Your position is usually determined by leg clearance. Your legs have to fit in front of the wings. When a saddle is too wide for a person, they may end up TOO much in the front.
Nevertheless anyone might end up further in the front than they might expect, so long as they sit with a forward (anterior) tilted pelvis (such as 75 degrees). On many saddles, the only way to fully utilize the platform in the back is to ride with backward (posterior) pelvis tilt. The pelvis position on the saddle does not change objectively, but the part that is low and touching the saddle changes: It's either ramus (front of pelvis) or tuberosity (back of plevis). In the worst case it would be the pubic bone (most frontal part). With a neutrally tilted pelvis (say 85 degree), the tuberosity just touches the frontal marginal zone of the t-shaped wing. But with posterior pelvis tilt (say 95 degree), the tuberosity may move a bit deeper into the wing.
Btw: Pelvis tlt degrees are counter-intuitively labeled like this: upright is 90, horizontally forward is zero.
Some saddles have a ramp in the back and demand that you ride in very tilted pelvis position, sitting fully on that ramp. If you just refuse to go into this angle, you may end up in front of it, with upright pelvis. But then the saddle will be noticably too narrow for you. Unless your saddle was designed or a much bigger person.

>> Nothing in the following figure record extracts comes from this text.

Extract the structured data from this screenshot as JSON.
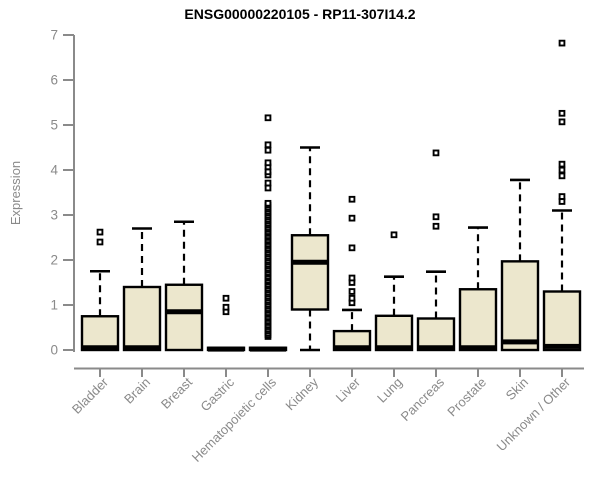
{
  "page": {
    "background": "#ffffff"
  },
  "chart_data": {
    "type": "boxplot",
    "title": "ENSG00000220105 - RP11-307I14.2",
    "xlabel": "",
    "ylabel": "Expression",
    "ylim": [
      0,
      7
    ],
    "yticks": [
      0,
      1,
      2,
      3,
      4,
      5,
      6,
      7
    ],
    "grid": false,
    "legend": false,
    "categories": [
      "Bladder",
      "Brain",
      "Breast",
      "Gastric",
      "Hematopoietic cells",
      "Kidney",
      "Liver",
      "Lung",
      "Pancreas",
      "Prostate",
      "Skin",
      "Unknown / Other"
    ],
    "boxes": [
      {
        "category": "Bladder",
        "low": 0,
        "q1": 0,
        "median": 0.05,
        "q3": 0.75,
        "high": 1.75,
        "outliers": [
          2.4,
          2.62
        ]
      },
      {
        "category": "Brain",
        "low": 0,
        "q1": 0,
        "median": 0.05,
        "q3": 1.4,
        "high": 2.7,
        "outliers": []
      },
      {
        "category": "Breast",
        "low": 0,
        "q1": 0,
        "median": 0.85,
        "q3": 1.45,
        "high": 2.85,
        "outliers": []
      },
      {
        "category": "Gastric",
        "low": 0,
        "q1": 0,
        "median": 0.02,
        "q3": 0.05,
        "high": 0.05,
        "outliers": [
          0.85,
          0.95,
          1.15
        ]
      },
      {
        "category": "Hematopoietic cells",
        "low": 0,
        "q1": 0,
        "median": 0.02,
        "q3": 0.05,
        "high": 0.05,
        "outliers": [
          0.3,
          0.34,
          0.38,
          0.43,
          0.47,
          0.52,
          0.56,
          0.61,
          0.65,
          0.7,
          0.74,
          0.79,
          0.83,
          0.88,
          0.92,
          0.97,
          1.01,
          1.06,
          1.1,
          1.15,
          1.19,
          1.24,
          1.28,
          1.33,
          1.37,
          1.42,
          1.46,
          1.51,
          1.55,
          1.6,
          1.64,
          1.69,
          1.73,
          1.78,
          1.82,
          1.87,
          1.91,
          1.96,
          2.0,
          2.05,
          2.09,
          2.14,
          2.18,
          2.23,
          2.27,
          2.32,
          2.36,
          2.41,
          2.45,
          2.5,
          2.54,
          2.59,
          2.63,
          2.68,
          2.72,
          2.77,
          2.81,
          2.86,
          2.9,
          2.95,
          2.99,
          3.04,
          3.08,
          3.13,
          3.17,
          3.22,
          3.26,
          3.6,
          3.71,
          3.89,
          3.96,
          4.07,
          4.16,
          4.44,
          4.56,
          5.16
        ]
      },
      {
        "category": "Kidney",
        "low": 0,
        "q1": 0.9,
        "median": 1.95,
        "q3": 2.55,
        "high": 4.5,
        "outliers": []
      },
      {
        "category": "Liver",
        "low": 0,
        "q1": 0,
        "median": 0.05,
        "q3": 0.42,
        "high": 0.89,
        "outliers": [
          1.05,
          1.15,
          1.3,
          1.5,
          1.6,
          2.27,
          2.93,
          3.35
        ]
      },
      {
        "category": "Lung",
        "low": 0,
        "q1": 0,
        "median": 0.05,
        "q3": 0.76,
        "high": 1.63,
        "outliers": [
          2.56
        ]
      },
      {
        "category": "Pancreas",
        "low": 0,
        "q1": 0,
        "median": 0.05,
        "q3": 0.7,
        "high": 1.74,
        "outliers": [
          2.75,
          2.96,
          4.38
        ]
      },
      {
        "category": "Prostate",
        "low": 0,
        "q1": 0,
        "median": 0.05,
        "q3": 1.35,
        "high": 2.72,
        "outliers": []
      },
      {
        "category": "Skin",
        "low": 0,
        "q1": 0,
        "median": 0.18,
        "q3": 1.97,
        "high": 3.78,
        "outliers": []
      },
      {
        "category": "Unknown / Other",
        "low": 0,
        "q1": 0,
        "median": 0.08,
        "q3": 1.3,
        "high": 3.1,
        "outliers": [
          3.3,
          3.41,
          3.87,
          4.0,
          4.13,
          5.07,
          5.26,
          6.82
        ]
      }
    ],
    "colors": {
      "box_fill": "#ece7cd",
      "box_stroke": "#000000",
      "median": "#000000",
      "whisker": "#000000",
      "outlier_stroke": "#000000",
      "outlier_fill": "#ffffff",
      "axis": "#8a8a8a",
      "tick_label": "#8a8a8a",
      "title": "#000000"
    }
  }
}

Your pelvis tilt is determined by the handle bar position but also individual habits of how you relate torso and pelvis, for example bloating, indigestion, bodyfat, gall stones, enlarged spleen or liver will inspire ppl to maintain anterior pelvis tilt relative to the torso. When the handlebar forces the torso into a forward angle, the pelvis will then be extremely angled, on the ramus (its okay) or possibly on the pubic bone (trouble). That means pressure is in the middle (may be okay on some v-shaped saddles) of the saddle or on the nose (bad).